Migoya y Seguí firman así un tebeo adulto, en diversos sentidos, difícil de encontrar en el mercado actual, sea por el tono o sea por la transgresión; sea esta, a la vez, implícita en un protagonista imperfecto (en un sentido cristiano), sea por el atrevimiento de los autores de reivindicar cosas que ya nadie reivindica con la naturalidad aquí desplegada. Reflejan un tiempo que, también, alguien ha decidido que ya no es políticamente correcto. Incluso mítico: en la cabeza de ciertas personas, que convivan castellano y catalán (el idioma y la cultura) es una fantasía que nunca existió.

Del dibujo de Seguí poco hay que decir. Ante cualquier duda, miren la portada, que habla por si sola. Si acaso, a veces me ha parecido que la página se le quedaba pequeña, pero ya se sabe que el formato es un calvario. La paleta de colores es oscura y, a la vez, posee los destellos necesarios para recrear esta historia de bajos fondos, lujos y luces de neón. Además, el buen hacer de Migoya nos ahorra esas toneladas de prosa con las que muchas adaptaciones alegremente editadas nos castigan. Aquí luce el lenguaje secuencial, hasta tal punto que incluso los bocadillos de pensamientos, que hacía tiempo que no veía, resultan deliciosos.

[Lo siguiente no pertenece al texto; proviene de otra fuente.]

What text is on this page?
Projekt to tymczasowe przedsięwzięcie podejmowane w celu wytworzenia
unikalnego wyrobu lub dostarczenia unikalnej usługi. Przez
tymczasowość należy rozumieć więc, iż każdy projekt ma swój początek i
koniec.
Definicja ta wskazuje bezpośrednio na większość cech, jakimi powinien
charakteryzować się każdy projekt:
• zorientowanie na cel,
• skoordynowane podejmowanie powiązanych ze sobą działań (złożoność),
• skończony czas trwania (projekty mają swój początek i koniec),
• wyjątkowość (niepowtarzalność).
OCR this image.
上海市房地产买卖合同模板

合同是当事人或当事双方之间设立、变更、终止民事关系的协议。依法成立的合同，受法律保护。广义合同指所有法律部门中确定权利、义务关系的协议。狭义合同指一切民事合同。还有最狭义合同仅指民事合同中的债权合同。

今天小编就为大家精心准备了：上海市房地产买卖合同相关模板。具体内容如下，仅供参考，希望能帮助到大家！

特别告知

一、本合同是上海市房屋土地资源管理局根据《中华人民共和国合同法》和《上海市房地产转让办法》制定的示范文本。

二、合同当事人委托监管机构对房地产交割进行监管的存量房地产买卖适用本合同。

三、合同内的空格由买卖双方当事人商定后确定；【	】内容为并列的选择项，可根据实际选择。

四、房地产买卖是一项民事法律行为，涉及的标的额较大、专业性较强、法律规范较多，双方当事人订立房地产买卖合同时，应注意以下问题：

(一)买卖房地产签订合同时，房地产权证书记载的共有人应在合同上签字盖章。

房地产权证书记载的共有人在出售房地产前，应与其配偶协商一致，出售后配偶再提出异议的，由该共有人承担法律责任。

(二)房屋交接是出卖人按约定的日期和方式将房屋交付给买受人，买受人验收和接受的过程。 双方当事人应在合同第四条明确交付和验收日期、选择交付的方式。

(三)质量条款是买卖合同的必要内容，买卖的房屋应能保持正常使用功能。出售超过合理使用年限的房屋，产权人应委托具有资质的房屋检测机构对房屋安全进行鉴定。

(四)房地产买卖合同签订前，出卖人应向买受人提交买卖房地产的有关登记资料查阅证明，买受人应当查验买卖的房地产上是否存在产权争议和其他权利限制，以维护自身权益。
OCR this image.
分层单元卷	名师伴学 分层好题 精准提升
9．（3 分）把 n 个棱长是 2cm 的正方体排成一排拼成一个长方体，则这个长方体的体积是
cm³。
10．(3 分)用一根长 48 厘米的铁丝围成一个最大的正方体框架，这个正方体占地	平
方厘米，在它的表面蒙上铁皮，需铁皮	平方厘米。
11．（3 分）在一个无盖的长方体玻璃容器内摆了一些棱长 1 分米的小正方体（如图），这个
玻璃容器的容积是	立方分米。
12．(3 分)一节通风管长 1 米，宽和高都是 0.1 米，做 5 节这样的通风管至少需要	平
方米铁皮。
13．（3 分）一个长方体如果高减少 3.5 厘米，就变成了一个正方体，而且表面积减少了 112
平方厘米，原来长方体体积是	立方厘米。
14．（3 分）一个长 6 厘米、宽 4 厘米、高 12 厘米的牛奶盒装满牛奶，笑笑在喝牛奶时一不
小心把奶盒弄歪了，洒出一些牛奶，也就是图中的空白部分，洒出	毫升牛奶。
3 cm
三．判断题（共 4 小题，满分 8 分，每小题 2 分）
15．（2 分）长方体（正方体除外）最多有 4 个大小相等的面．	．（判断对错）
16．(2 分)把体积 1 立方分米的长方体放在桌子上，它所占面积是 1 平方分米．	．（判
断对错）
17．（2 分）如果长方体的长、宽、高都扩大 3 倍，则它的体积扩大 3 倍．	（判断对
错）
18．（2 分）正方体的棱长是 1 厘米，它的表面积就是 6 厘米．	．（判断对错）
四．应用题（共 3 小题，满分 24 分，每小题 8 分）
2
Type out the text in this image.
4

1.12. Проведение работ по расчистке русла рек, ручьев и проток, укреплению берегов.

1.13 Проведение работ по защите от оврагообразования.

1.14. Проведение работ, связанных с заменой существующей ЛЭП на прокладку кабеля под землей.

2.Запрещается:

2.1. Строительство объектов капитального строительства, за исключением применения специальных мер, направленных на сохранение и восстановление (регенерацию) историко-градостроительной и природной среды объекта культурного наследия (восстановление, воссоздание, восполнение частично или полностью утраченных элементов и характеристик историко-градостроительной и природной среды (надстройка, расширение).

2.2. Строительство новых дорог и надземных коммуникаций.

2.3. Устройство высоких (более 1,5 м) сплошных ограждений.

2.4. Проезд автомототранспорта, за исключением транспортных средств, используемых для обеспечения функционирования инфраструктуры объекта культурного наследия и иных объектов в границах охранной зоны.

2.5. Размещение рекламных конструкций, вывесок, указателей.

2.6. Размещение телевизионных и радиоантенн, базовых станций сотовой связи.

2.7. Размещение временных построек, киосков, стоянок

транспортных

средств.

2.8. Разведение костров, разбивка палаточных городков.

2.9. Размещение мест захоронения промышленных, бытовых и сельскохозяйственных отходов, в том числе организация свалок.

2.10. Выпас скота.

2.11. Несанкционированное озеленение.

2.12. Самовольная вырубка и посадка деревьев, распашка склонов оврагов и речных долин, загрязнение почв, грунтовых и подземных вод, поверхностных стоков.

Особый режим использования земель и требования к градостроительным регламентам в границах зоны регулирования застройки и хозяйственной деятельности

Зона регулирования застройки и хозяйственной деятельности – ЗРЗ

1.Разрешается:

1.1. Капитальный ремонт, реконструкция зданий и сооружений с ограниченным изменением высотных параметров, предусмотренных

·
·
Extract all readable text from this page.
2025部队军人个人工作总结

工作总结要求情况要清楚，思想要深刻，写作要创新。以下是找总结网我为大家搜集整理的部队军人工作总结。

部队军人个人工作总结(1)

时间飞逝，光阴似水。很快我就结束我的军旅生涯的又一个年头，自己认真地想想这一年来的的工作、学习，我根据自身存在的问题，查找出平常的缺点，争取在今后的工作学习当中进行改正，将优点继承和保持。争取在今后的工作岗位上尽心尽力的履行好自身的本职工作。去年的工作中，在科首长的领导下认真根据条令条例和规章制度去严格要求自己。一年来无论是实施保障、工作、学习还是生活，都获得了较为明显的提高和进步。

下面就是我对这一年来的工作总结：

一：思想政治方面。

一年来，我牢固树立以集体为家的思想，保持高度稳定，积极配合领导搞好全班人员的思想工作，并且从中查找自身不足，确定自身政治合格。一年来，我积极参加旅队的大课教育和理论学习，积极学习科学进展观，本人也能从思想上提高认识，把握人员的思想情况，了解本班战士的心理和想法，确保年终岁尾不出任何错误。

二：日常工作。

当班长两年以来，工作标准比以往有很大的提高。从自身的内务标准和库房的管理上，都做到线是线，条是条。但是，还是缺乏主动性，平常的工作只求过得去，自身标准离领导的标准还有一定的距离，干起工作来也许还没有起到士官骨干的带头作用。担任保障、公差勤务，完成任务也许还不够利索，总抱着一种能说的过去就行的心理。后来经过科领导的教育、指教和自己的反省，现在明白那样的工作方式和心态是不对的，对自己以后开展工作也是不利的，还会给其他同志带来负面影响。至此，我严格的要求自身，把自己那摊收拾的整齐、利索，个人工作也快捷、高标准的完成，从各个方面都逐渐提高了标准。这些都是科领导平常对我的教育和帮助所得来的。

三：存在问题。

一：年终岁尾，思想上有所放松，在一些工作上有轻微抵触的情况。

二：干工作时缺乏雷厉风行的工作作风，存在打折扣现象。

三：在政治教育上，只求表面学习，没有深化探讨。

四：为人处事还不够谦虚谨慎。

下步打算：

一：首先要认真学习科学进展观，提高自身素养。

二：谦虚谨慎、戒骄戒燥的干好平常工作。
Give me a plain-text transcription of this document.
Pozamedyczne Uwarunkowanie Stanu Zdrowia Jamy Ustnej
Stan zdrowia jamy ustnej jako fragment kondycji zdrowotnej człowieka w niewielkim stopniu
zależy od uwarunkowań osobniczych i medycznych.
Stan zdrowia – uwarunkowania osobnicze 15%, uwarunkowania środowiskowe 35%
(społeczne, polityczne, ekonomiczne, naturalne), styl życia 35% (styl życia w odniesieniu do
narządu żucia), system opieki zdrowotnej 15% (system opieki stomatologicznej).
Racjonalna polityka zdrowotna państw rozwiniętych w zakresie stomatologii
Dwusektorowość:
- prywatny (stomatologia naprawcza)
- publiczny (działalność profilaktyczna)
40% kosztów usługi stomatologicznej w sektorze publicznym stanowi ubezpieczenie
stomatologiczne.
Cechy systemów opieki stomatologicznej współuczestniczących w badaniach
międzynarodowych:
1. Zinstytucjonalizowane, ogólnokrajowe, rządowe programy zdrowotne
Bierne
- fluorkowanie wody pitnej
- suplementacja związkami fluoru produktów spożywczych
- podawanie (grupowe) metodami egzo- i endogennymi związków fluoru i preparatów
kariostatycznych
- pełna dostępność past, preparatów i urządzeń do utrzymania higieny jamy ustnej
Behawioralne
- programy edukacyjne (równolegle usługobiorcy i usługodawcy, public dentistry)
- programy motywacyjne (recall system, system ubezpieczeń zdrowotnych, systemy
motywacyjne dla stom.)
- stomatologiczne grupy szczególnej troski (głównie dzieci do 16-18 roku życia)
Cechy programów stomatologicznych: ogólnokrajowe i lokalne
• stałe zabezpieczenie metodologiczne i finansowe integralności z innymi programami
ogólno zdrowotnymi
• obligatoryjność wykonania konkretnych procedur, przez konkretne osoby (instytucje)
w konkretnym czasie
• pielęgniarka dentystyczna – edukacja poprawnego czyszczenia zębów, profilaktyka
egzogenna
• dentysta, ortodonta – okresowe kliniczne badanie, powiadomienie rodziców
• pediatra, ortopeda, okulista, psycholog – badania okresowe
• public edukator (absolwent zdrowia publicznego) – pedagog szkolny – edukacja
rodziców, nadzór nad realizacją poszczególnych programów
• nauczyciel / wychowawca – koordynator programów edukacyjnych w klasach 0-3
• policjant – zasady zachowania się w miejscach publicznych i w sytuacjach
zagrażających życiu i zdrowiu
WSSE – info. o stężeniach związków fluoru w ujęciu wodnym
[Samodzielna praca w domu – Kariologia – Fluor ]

Vuelvo a hablar de mí, pero esto es como las buenas películas de baloncesto, que, en realidad, no hablan de baloncesto:

Yo de joven nunca había sido muy amigo de las adaptaciones. Me decía que si ya había leído el original, para qué quería una copia. Qué necesidad había de ver a Hamlet en la pantalla, y menos con la cara de Kenneth Branagh. Así pensaba hasta que sacaron el álbum recopilatorio de Nirvana, a principios de los 2000. Un periodista musical me dijo: "¿Qué? ¿Mola el disco de Nirvana, eh?". Yo le dije que, bueno, era más de lo mismo, haciéndome el interesante mientras escuchaba lo último de Tokyo Sex Destruction. De hecho no era ni más de lo mismo, era exactamente lo mismo. Él me replicó: "Ya, ¿pero cuánto hacía que no escuchabas a Nirvana?". Ciertamente, debía de hacer unos diez años que no ponía un casete de los de Seattle, y desde entonces debe de hacer ya veinte. Así que quizás sea el momento de volver a escuchar a Nirvana y empezar a leer a Montalbán.